第20話

20.


「うぅ、気になるけど、思い出せない~~」


 結衣はコーネを抱きながら、しばらく頭を振って悩んでいた。

 その隙に、優はパソコンをシャットダウンした。


 しばらくして、結衣は諦めたのかからかうような表情に戻って言った。

「ねぇねぇ、どんなとこが好きなの? 可愛いとこ?」

 結衣がコーネを抱きながら、肘で優の肩を軽くツンツンした。


「どんなとこって……」

 優は『好き』を否定することも忘れ、考えた。

「そりゃ可愛いと思うよ。でもそれだけじゃなくて――」


 優は考えながら、真面目に答えた。

「優しいというか、善くあろうとしているというか……なんか上手く言えないけど、きちんとしてて、周りの人全員にとって良いことを考えてると言うか……気配りができるっていうのかな? んーー、なんかちょっと違うな……」


「へ~、すごいね! 私とは真逆じゃん!」

 結衣が笑いながら言った。

「そんなの、ストレス溜まりそ」


「まあ結衣とは大分違うな」

 優はわざと大真面目にうなずいた。


 結衣は何も言わず肘で優の肩をドンと押した。


「何かきっかけとかあるの? 気付いたら恋してた派?」


「う~~ん?」

 優は軽くうなると、腕を組んで目を閉じ、その時のことを思い出した。


「きっかけは……描いてた絵をすごく褒められたんだよ。ほら、渡良瀬遊水地の水門の絵」


 その絵は渡良瀬遊水地の水門の辺りの風景を描いたもので、優はその辺りの、奥に山々が連なり、豊かな水をたたえた緑豊かな眺めが好きだった。広々とした静かな眺めを見ていると、胸がすっとするのだ。

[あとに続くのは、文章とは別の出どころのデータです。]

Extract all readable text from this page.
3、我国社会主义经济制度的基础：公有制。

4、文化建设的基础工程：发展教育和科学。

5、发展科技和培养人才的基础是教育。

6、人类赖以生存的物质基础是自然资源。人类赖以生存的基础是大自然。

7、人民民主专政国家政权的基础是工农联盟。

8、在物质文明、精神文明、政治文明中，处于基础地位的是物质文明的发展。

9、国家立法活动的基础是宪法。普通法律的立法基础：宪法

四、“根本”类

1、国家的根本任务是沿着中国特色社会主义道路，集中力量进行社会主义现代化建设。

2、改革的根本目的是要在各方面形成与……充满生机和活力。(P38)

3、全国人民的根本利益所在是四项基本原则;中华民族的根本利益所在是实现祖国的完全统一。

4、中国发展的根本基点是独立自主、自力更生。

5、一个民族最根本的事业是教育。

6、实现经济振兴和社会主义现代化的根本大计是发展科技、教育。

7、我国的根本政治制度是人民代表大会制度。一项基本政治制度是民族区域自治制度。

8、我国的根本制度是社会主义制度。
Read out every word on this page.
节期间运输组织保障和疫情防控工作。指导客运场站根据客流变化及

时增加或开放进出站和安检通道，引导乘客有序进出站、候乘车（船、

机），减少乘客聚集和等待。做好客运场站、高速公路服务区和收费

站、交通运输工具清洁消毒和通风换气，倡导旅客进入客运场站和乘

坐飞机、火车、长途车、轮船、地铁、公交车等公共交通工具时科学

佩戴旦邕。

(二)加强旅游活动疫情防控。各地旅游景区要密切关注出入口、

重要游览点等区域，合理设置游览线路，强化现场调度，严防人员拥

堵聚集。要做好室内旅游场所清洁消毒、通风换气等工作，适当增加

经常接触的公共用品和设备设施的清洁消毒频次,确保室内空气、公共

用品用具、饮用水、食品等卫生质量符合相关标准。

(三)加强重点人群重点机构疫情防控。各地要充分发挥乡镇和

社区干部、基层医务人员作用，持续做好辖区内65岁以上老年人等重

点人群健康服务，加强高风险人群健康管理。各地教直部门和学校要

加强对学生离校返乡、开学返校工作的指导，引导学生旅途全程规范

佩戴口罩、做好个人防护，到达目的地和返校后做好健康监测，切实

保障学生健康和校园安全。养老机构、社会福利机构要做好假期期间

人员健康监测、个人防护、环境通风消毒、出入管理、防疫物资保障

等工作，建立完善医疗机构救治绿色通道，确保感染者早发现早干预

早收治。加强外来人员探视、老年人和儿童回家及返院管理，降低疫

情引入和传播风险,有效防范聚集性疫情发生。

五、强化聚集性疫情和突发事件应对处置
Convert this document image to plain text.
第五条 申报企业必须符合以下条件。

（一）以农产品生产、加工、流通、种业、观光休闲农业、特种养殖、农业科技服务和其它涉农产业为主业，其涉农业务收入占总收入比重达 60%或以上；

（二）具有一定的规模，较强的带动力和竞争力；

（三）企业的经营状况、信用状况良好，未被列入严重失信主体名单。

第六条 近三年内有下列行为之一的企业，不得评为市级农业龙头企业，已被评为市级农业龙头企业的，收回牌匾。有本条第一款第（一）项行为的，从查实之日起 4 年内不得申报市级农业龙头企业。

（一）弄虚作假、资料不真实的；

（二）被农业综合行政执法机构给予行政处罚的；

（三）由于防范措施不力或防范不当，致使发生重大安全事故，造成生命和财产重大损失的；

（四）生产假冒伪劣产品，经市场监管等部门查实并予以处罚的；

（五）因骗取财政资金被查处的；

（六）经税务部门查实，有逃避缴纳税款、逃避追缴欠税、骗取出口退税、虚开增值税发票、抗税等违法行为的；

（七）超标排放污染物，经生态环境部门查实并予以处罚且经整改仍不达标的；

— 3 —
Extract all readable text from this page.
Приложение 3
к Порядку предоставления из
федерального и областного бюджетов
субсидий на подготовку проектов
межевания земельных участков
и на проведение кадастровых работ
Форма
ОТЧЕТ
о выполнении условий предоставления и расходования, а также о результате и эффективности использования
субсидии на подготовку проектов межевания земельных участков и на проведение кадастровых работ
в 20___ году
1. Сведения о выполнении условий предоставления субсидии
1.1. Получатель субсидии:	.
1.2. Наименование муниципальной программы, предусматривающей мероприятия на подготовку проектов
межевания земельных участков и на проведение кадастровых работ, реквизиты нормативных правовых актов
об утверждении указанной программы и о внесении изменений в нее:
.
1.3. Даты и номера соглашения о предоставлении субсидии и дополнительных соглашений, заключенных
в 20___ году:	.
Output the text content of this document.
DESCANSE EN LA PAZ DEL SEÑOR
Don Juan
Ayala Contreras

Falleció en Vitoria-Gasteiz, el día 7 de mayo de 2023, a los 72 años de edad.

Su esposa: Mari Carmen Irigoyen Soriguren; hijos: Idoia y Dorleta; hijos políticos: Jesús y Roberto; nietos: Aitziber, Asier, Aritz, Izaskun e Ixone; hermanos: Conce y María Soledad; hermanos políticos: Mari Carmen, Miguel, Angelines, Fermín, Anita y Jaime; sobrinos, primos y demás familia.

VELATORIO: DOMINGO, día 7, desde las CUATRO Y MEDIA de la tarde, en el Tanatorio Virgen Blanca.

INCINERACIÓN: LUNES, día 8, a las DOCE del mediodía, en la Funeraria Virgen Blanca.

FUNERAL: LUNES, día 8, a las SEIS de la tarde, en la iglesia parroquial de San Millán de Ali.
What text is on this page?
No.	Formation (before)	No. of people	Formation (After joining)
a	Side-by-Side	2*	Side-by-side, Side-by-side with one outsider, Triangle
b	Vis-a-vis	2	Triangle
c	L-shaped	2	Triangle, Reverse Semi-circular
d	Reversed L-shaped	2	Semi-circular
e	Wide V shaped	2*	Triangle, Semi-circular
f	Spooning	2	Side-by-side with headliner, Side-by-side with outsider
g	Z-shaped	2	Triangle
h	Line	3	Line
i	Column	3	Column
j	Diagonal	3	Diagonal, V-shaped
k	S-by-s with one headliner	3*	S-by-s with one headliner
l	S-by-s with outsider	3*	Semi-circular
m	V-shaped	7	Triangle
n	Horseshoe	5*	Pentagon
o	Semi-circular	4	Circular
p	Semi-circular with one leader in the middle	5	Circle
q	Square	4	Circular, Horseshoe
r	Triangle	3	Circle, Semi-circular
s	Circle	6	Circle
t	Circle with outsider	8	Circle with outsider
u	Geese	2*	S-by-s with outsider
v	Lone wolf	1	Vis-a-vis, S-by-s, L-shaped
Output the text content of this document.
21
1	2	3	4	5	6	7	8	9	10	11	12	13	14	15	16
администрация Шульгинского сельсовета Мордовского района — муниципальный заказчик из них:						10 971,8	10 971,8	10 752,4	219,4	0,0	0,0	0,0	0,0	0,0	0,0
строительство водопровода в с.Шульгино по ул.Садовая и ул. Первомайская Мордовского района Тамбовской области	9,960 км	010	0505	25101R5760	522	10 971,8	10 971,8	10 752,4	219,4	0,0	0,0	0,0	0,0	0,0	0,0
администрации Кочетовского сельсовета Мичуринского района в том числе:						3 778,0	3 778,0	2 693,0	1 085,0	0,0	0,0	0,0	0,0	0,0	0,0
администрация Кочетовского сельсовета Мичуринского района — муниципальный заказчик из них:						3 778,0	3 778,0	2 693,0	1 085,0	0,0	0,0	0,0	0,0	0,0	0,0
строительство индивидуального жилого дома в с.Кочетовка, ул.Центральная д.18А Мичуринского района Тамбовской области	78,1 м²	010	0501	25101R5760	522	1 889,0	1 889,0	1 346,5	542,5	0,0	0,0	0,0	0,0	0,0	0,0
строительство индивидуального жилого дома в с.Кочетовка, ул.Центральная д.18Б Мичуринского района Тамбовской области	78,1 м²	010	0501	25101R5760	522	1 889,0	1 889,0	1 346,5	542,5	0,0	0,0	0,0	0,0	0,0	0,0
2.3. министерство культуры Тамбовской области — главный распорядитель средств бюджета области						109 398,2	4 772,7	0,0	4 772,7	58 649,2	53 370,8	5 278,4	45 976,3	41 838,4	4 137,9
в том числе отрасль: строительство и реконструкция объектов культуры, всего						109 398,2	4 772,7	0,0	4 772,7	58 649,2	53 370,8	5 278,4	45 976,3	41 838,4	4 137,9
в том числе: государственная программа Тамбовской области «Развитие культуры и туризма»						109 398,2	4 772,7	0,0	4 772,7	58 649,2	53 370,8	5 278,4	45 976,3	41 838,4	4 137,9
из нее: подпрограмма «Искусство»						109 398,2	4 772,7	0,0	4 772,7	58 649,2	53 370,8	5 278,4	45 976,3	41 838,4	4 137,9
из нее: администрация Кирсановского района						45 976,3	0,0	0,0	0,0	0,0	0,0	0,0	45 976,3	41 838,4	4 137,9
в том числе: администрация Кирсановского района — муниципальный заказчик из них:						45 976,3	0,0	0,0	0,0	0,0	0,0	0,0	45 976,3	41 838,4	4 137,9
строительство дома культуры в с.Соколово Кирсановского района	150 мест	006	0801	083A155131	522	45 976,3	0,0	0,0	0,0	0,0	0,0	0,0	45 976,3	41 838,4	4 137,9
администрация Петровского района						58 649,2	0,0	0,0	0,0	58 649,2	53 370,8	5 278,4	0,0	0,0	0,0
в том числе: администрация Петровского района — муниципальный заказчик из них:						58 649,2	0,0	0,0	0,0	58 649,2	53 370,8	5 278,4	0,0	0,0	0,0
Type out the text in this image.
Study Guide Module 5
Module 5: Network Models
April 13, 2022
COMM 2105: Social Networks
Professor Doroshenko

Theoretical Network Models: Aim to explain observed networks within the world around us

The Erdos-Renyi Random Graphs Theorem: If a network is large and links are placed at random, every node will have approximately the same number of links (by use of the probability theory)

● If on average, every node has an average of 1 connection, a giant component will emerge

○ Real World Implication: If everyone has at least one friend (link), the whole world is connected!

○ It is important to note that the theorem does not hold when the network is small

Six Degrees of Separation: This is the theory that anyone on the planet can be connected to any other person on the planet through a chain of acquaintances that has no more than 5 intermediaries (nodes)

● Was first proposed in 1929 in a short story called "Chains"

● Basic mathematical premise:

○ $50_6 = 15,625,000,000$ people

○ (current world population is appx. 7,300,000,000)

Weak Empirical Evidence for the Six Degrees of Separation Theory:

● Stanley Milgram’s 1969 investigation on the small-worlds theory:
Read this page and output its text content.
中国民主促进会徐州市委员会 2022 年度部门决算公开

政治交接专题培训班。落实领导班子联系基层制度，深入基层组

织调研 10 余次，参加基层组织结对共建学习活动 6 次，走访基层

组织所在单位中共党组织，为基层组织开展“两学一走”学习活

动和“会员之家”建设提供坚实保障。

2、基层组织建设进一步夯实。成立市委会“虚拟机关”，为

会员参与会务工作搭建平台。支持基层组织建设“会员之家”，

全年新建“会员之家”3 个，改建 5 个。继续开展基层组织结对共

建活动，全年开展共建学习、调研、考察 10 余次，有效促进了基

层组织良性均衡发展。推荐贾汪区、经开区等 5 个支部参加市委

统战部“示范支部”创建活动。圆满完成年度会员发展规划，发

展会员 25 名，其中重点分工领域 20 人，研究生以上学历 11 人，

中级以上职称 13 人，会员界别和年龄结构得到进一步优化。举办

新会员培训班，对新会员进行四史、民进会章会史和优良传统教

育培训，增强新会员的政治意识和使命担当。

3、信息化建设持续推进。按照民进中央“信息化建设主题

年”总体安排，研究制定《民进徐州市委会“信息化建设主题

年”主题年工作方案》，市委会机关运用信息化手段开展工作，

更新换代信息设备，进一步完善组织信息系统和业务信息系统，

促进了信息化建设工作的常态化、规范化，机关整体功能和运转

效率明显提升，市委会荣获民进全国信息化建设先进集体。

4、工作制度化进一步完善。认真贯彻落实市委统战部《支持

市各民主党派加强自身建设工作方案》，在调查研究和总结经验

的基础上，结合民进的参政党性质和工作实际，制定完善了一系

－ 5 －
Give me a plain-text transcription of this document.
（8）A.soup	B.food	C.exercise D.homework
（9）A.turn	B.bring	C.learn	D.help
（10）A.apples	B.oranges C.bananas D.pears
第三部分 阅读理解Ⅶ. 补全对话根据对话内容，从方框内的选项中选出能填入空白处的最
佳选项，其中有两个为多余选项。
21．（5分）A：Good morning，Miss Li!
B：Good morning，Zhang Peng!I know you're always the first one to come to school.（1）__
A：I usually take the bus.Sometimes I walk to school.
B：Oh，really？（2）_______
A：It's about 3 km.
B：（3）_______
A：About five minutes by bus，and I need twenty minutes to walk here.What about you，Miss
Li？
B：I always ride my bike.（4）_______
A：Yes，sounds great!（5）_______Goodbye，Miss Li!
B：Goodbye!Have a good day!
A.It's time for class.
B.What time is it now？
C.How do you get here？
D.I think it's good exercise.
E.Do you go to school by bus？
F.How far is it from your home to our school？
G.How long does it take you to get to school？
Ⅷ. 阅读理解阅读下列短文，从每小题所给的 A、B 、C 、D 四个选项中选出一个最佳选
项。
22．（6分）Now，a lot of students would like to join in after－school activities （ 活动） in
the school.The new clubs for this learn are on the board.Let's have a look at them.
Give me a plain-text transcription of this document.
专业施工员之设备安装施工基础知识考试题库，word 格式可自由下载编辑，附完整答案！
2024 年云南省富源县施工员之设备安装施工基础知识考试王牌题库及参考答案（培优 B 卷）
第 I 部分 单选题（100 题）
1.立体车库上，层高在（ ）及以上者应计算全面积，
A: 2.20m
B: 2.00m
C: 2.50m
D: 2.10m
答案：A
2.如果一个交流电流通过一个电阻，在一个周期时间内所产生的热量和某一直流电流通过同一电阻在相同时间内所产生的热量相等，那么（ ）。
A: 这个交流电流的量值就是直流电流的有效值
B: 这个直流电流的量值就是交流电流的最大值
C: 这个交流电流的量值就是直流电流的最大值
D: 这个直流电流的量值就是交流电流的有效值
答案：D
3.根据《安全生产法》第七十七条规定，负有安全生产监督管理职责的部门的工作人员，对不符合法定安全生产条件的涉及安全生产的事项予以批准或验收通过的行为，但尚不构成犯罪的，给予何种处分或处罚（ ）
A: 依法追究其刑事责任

 渡良瀬遊水地は館森市から車で三十分程の所にあり、優の母の実家に行くのにたまにそばを通りかかる。


「あぁ、市のコンクールで銀賞もらったやつ?」


「それそれ。その絵を好きだって言ってくれて、それからちょっと気になりだして」


 優はその時恵が言ってくれたことを思い出し、少し照れた。


(「この絵、見てると気持ちがすっとするね」とか、

「おおらかな広々とした絵に、優君の人柄がよくでてる」とか、とにかくベタ褒めしてくれたんだよなー。

 で、「写真撮りたいから今度その場所教えて」って言われて……簡単にそこら辺の紙に地図書いたんだけど、分かったかな?)

 部活では、優は水彩画を主に書いていたが、恵は写真の部門での作品提出が主だった。


「で、知れば知るほど好きになっていったというか――」


(って、これじゃあ好きって認めてんじゃん!)

 ここでようやく結衣に恵のことを好きだと認めていることに気が付いて、優は両手で目の辺りを覆いうつむいた。


「へー、なんかなんか『これぞ青春』って感じ! いいじゃん!」


(あれ、からかわないんだな)

 結衣が意外にも真面目に受け止めてくれたので、優はこれ以上恵好きを隠さないことにした。

 したが、すぐに次の質問でそれを後悔した。


「ねぇねぇ、告白ってしたの?」

 キラキラした瞳で結衣が優の目をのぞき込んで言った。


「ノー‼ コメントォ‼」

 優は立ち上がりながら叫ぶと、コーネを結衣の腕から奪った。


 心の平穏の為高速でコーネをなでなですると、結衣と目を合わせぬままコーネと一緒に居間をでて、自室に籠ってしまった。